La pétition ne demandait que deux choses : la liberté de la presse, — et l’exercice du « droit qu’a le peuple de nommer ses fonctionnaires. »
S’agissait-il de Paris, d’une Commune librement élue ? Oui, ce semble. S’agissait-il de la France ? Ce mot de fonctionnaires comprenait-il celui des mandataires du peuple ? Devait-on croire qu’on demandait des élections générales, une nouvelle Convention ?
Personne ne veut mourir. L’Assemblée crut (ce que croit toujours un gouvernement) que sa vie était le salut. Elle se demandait à qui elle laisserait la république.
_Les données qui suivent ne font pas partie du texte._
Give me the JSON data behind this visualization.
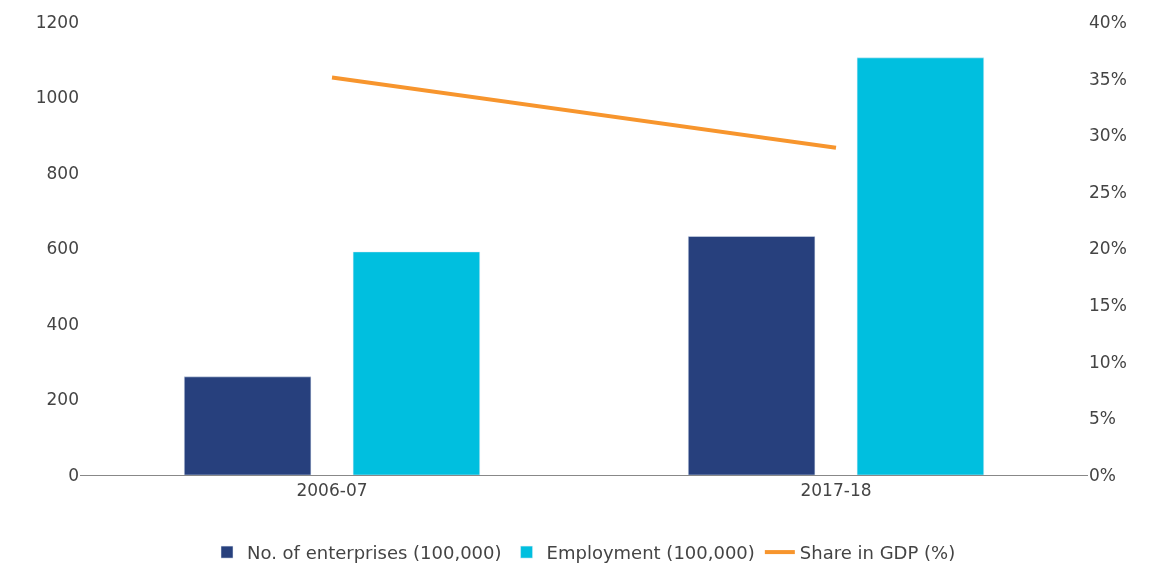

Elle n’avait pas vécu jusque-là, je veux dire, n’avait pu faire les grandes choses de la Révolution projetées sous la Terreur ; elles restaient sur le papier (le Code, l’instruction publique, etc., etc.).
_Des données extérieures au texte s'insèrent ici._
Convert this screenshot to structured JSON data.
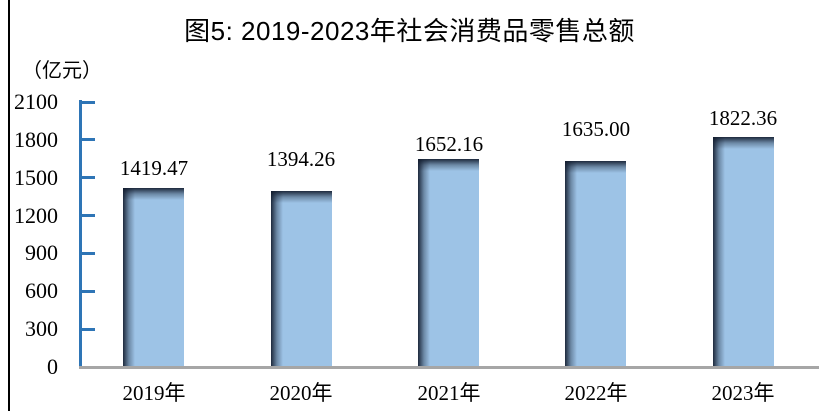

Elle se défiait aussi excessivement de Paris, non d’un Paris royaliste qui ne paraissait nulle part, mais du Paris Cordelier, mais du Paris Hébertiste, du vieux fonds industriel de Chaumette, du fantôme des lois agraires. Fantôme à qui l’on donna un corps à force de le craindre. Il n’y en a pas un mot en 94 dans le journal de Babeuf. Il n’était pas Hébertiste, il le dit expressément, et, mieux encore, il le prouve en écrivant tout un livre contre les Hébertistes de Vendée (Carrier, Ronsin, etc.).
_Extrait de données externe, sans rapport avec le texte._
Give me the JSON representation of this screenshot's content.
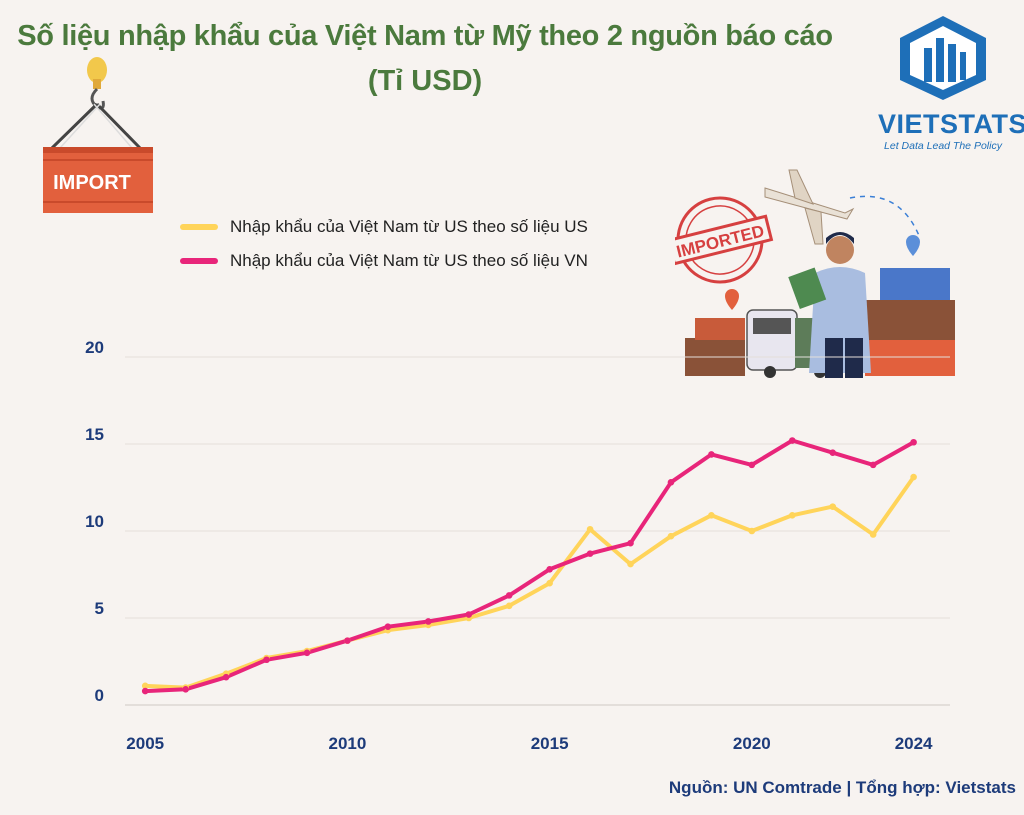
{
  "title_line1": "Số liệu nhập khẩu của Việt Nam từ Mỹ theo 2 nguồn báo cáo",
  "title_line2": "(Tỉ USD)",
  "logo": {
    "brand": "VIETSTATS",
    "tagline": "Let Data Lead The Policy"
  },
  "import_label": "IMPORT",
  "stamp_text": "IMPORTED",
  "source": "Nguồn: UN Comtrade | Tổng hợp: Vietstats",
  "colors": {
    "us": "#ffd45a",
    "vn": "#e8257a",
    "title": "#4b7a3d",
    "axis": "#1d3b7a"
  },
  "chart_data": {
    "type": "line",
    "x": [
      2005,
      2006,
      2007,
      2008,
      2009,
      2010,
      2011,
      2012,
      2013,
      2014,
      2015,
      2016,
      2017,
      2018,
      2019,
      2020,
      2021,
      2022,
      2023,
      2024
    ],
    "x_ticks": [
      2005,
      2010,
      2015,
      2020,
      2024
    ],
    "y_ticks": [
      0,
      5,
      10,
      15,
      20
    ],
    "ylim": [
      0,
      20
    ],
    "grid": true,
    "legend_position": "top-left",
    "series": [
      {
        "name": "Nhập khẩu của Việt Nam từ US theo số liệu US",
        "color": "#ffd45a",
        "values": [
          1.1,
          1.0,
          1.8,
          2.7,
          3.1,
          3.7,
          4.3,
          4.6,
          5.0,
          5.7,
          7.0,
          10.1,
          8.1,
          9.7,
          10.9,
          10.0,
          10.9,
          11.4,
          9.8,
          13.1
        ]
      },
      {
        "name": "Nhập khẩu của Việt Nam từ US theo số liệu VN",
        "color": "#e8257a",
        "values": [
          0.8,
          0.9,
          1.6,
          2.6,
          3.0,
          3.7,
          4.5,
          4.8,
          5.2,
          6.3,
          7.8,
          8.7,
          9.3,
          12.8,
          14.4,
          13.8,
          15.2,
          14.5,
          13.8,
          15.1
        ]
      }
    ]
  }
}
Si ce jour, le 6 septembre, la Convention avait eu le grand cœur de se suicider, l’élection eût été républicaine. Les royalistes étaient encore fort timides ; ils ne reprirent l’audace qu’à la rentrée des émigrés. Pas un homme en France n’osait encore parler de royauté. Toute la presse était antiroyaliste. Chouans, vendéens, brigands, tous ces mots faisaient horreur. La trahison de Toulon, l’appel aux Anglais, Granville, l’entente des royalistes avec nos mortels ennemis, étaient des choses présentes. Les misères et les disettes avaient entretenu la haine du peuple contre le royalisme. Quand Tallien, en épousant la fille d’un ministre d’Espagne, laissa deviner ses menées, il fut l’objet de la haine, du dégoût ; on le vomit. Il ne put jamais remonter, même par l’énorme massacre des royalistes à Quiberon. En septembre, les Montagnards non Jacobins auraient tous été réélus, même les Jacobins modérés. L’opinion Girondine, celle des grandes villes de commerce, eût été représentée, et en majorité peut-être. On savait (et Robert Lindet le disait sans difficulté) que jamais les Girondins n’ont voulu démembrer la France, comme on les en accusait. On savait que la plupart étaient d’ardents républicains. On le vit bien par Louvet et tant d’autres que la réaction royaliste ou le 18 Brumaire, ont fait mourir de douleur.
Le président André Dumont foudroya la pétition. Fréron, Tallien se turent, ne dirent rien pour adoucir. Les pétitionnaires ne furent pas, comme c’était l’usage, invités à s’asseoir. On prononçait l’ordre du jour. Mais Billaud-Varennes trouva que c’était trop peu sévère. Il dit que l’Évêché avait toujours été un foyer de conspiration. Ainsi la droite (André Dumont), ainsi la gauche (Billaud) furent d’accord contre Babeuf. L’Assemblée renvoya au Comité de sûreté, ce qui sentait l’arrestation. Les pétitionnaires effrayés se sauvèrent, et celui qui avait lu fut effectivement arrêté (6 septembre 94).